Medieval Mamluk Cavalry

Medieval Cavalry Three Mamelukes with lances on horseback

Medieval Cavalry Weapons

From the 5th century onwards, during the early medieval times, medieval cavalry began assuming increasingly important roles. The weapons and tools of medieval cavalry also began to be improved from this period onwards and the conventional Roman saddle was replaced by the Scythian model which used pommel and cantle. Other medieval cavalry weapons included stirrups, armoured cataphracts, wraparound saddles, and others.

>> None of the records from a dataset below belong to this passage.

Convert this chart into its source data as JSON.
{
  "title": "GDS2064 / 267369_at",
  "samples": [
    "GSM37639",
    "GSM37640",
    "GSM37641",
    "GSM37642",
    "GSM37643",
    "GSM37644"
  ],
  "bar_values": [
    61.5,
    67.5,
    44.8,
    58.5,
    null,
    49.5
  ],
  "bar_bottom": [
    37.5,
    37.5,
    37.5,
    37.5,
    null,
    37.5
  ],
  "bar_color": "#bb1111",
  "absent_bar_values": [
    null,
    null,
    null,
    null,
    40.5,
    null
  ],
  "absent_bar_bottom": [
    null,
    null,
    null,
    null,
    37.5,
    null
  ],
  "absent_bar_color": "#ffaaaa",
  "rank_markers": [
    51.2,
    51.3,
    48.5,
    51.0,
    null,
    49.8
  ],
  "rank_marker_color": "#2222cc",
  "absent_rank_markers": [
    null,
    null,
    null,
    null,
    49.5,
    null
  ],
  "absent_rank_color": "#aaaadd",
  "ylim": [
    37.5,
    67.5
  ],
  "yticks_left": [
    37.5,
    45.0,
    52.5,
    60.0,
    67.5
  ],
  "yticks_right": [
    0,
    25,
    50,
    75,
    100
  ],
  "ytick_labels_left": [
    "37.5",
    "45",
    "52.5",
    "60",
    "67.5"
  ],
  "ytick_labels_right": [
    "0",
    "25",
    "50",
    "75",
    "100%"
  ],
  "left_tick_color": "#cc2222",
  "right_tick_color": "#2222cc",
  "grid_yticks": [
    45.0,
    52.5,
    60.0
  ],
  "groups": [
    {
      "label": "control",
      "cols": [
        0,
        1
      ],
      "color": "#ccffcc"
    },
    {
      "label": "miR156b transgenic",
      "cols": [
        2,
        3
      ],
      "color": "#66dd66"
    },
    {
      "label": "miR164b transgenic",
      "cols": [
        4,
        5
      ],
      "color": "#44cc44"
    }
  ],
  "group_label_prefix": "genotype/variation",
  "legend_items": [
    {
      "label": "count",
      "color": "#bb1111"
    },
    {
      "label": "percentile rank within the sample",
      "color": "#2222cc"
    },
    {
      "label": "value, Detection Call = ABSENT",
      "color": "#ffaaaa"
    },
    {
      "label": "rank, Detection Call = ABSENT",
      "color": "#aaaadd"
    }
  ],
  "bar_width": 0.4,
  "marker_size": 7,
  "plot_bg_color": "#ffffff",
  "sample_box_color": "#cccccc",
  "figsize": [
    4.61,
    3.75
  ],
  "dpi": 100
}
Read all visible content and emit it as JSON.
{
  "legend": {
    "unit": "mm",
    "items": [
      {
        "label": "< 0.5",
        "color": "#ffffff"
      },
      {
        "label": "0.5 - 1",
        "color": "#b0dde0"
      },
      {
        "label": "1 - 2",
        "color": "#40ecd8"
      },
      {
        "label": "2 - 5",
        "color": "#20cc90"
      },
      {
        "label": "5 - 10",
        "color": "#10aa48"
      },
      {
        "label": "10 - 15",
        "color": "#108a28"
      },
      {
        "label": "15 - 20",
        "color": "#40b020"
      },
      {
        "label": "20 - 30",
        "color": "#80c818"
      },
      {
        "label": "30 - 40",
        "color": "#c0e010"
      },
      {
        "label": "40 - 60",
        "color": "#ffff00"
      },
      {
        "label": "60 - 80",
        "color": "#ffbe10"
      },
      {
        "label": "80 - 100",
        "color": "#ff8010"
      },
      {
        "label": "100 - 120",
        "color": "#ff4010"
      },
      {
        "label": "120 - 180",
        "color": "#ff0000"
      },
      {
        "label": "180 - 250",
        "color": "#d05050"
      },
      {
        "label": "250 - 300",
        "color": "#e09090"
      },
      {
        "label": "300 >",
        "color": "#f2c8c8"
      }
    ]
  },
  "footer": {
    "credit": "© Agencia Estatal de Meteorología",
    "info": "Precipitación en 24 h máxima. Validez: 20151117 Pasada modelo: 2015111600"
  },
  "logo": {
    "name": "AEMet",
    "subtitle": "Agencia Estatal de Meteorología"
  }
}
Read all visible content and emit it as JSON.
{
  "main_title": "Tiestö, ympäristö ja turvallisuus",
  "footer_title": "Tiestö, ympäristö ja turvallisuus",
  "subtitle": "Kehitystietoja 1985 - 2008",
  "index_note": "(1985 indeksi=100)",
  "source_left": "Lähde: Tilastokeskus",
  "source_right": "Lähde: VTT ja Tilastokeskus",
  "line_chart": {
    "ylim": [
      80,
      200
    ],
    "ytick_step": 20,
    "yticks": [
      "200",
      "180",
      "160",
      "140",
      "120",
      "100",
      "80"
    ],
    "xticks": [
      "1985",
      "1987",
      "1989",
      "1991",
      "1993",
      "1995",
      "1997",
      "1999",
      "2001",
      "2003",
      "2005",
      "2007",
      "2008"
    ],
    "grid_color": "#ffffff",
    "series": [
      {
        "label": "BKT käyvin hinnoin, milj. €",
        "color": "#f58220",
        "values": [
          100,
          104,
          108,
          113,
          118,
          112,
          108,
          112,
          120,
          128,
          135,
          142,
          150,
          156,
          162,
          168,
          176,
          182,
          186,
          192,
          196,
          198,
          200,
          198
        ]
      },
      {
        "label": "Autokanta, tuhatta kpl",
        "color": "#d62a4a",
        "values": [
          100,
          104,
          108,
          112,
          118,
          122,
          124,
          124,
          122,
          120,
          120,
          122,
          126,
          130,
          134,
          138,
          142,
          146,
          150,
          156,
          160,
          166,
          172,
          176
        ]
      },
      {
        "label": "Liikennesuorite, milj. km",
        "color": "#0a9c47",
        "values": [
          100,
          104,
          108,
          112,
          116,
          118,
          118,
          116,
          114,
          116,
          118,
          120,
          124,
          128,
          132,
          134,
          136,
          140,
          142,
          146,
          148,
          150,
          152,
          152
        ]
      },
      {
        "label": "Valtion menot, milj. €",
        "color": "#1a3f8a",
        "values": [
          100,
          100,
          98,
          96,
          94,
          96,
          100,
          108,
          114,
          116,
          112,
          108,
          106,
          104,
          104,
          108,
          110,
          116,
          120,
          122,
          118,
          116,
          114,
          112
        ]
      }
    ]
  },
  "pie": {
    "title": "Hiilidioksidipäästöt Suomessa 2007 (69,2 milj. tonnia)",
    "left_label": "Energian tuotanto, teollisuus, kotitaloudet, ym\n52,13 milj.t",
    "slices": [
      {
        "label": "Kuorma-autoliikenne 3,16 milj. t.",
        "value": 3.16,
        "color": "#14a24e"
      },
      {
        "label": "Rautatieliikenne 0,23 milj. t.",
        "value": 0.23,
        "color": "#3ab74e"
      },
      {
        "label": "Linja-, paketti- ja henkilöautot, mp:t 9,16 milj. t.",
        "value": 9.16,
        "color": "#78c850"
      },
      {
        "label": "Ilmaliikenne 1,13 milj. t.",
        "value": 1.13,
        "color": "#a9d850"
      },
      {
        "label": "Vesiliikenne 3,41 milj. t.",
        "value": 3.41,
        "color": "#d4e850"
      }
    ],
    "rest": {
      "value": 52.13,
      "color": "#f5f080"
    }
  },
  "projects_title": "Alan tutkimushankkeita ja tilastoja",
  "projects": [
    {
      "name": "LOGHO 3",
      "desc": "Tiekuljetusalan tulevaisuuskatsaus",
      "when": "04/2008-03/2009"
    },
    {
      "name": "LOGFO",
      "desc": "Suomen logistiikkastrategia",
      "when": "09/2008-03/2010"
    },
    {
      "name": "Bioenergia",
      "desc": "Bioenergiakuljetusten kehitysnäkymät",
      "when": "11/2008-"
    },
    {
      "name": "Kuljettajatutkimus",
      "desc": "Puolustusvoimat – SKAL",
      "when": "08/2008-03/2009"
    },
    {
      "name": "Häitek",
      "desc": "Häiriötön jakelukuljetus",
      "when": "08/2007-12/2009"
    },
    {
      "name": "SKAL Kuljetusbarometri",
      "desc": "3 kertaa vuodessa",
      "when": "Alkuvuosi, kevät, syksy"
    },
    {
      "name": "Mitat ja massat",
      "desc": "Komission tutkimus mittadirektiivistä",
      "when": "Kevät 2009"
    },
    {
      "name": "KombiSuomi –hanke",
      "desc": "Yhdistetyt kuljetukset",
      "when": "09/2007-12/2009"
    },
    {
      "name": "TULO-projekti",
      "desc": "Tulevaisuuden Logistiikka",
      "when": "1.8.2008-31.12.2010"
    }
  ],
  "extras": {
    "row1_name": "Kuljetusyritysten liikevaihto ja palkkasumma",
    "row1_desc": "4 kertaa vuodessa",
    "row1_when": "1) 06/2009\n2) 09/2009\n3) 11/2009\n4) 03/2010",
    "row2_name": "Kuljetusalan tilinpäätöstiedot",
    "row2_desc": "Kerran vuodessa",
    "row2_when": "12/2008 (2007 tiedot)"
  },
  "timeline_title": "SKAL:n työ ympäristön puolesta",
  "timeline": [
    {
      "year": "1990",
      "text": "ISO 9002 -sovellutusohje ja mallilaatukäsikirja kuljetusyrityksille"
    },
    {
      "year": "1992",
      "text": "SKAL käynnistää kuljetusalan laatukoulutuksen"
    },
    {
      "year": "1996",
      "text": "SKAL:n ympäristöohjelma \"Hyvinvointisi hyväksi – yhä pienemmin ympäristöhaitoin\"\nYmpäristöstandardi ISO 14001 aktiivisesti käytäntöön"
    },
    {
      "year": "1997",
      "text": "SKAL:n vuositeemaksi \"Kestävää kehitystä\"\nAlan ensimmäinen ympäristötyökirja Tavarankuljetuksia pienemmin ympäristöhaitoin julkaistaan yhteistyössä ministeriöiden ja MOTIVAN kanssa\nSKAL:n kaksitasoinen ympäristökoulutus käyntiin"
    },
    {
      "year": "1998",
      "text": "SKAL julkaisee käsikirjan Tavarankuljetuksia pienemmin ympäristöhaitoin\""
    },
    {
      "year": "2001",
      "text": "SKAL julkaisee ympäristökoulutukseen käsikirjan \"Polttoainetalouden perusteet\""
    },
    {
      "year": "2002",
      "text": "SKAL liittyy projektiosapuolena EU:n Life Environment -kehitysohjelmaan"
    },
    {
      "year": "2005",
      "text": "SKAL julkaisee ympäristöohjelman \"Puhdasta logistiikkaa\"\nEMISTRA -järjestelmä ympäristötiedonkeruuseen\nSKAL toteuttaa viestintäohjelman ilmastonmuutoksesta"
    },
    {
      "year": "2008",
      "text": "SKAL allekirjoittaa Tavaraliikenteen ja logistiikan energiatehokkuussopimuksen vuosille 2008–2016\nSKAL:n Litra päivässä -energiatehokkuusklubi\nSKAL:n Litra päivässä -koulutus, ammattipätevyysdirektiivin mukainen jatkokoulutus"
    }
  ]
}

Horses of Medieval Cavalry

During the medieval times, various types of medieval cavalry horses were used, although three most common types were the destrier, the courser, and the rouncey. The general term used to describe the medieval cavalry horse used in the battles was “charger”. Some of the preferred horse breeds included stallions, mares, and geldings.

Types of Medieval Cavalry

In the ancient world, three main types of cavalry were used: light cavalry, riders, and those armed with javelins. During the medieval times, in the main, two types of medieval cavalry were called light cavalry and heavy cavalry. In the light cavalry, lightly armed soldiers were mounted on horses while in the heavy cavalry, the soldiers were heavily armed.

Mamluk Cavalry - Medieval Cavalry

The Mamluk Cavalry were feared warriors and had a reputation for being ruthless

Medieval Cavalry Training

Other than the use of good horses, successful medieval cavalry also needed extensive training. Important components of the medieval cavalry training included horse riding and efficient use of weapons on horseback. Further training was required for cavalry tactics of multiple types.

Medieval Cavalry in Battle

On the battleground, medieval cavalry played decisive roles with its use of tactics. The light cavalry played important role in scouting, skirmishing, and performing outpost duties while heavy medieval cavalry used tactics of using lances and ranged weapons during the main battle.

Medieval Cavalry Formations

Various formations were used by medieval cavalry on the battleground and these formations continued to evolve over time. One of the most important cavalry formations was encircling the enemy and engaging them at close combat. This formation was very successfully used during the Crusades particularly in the Battle of Dorylaeum in 1097.

Medieval Cavalry Battle of Higueruela

Medieval Cavalry attack enemy foot soldiers in Battle of La Higueruela

Famous Medieval Cavalry Battles

Medieval cavalry played a decisive role during various famous medieval battles. One such battle was the Battle of Manzikert in 1071 where the Turk cavalry inflicted a decisive defeat on the Byzantine armies. Cavalry also played a central role in various battles during the Crusades, most notably during the Battle of Dorylaeum where the Seljuks were encircled and defeated by the cavalry of Godfrey of Bouillon.

Medieval Cavalry Summary

Medieval cavalry was one of the most important components of medieval armies and played decisive role in many important battles. Various tactics and formations were used by the medieval cavalry and these tactics evolved over time. Extensive training was used to train a successful medieval cavalry with expert soldiers.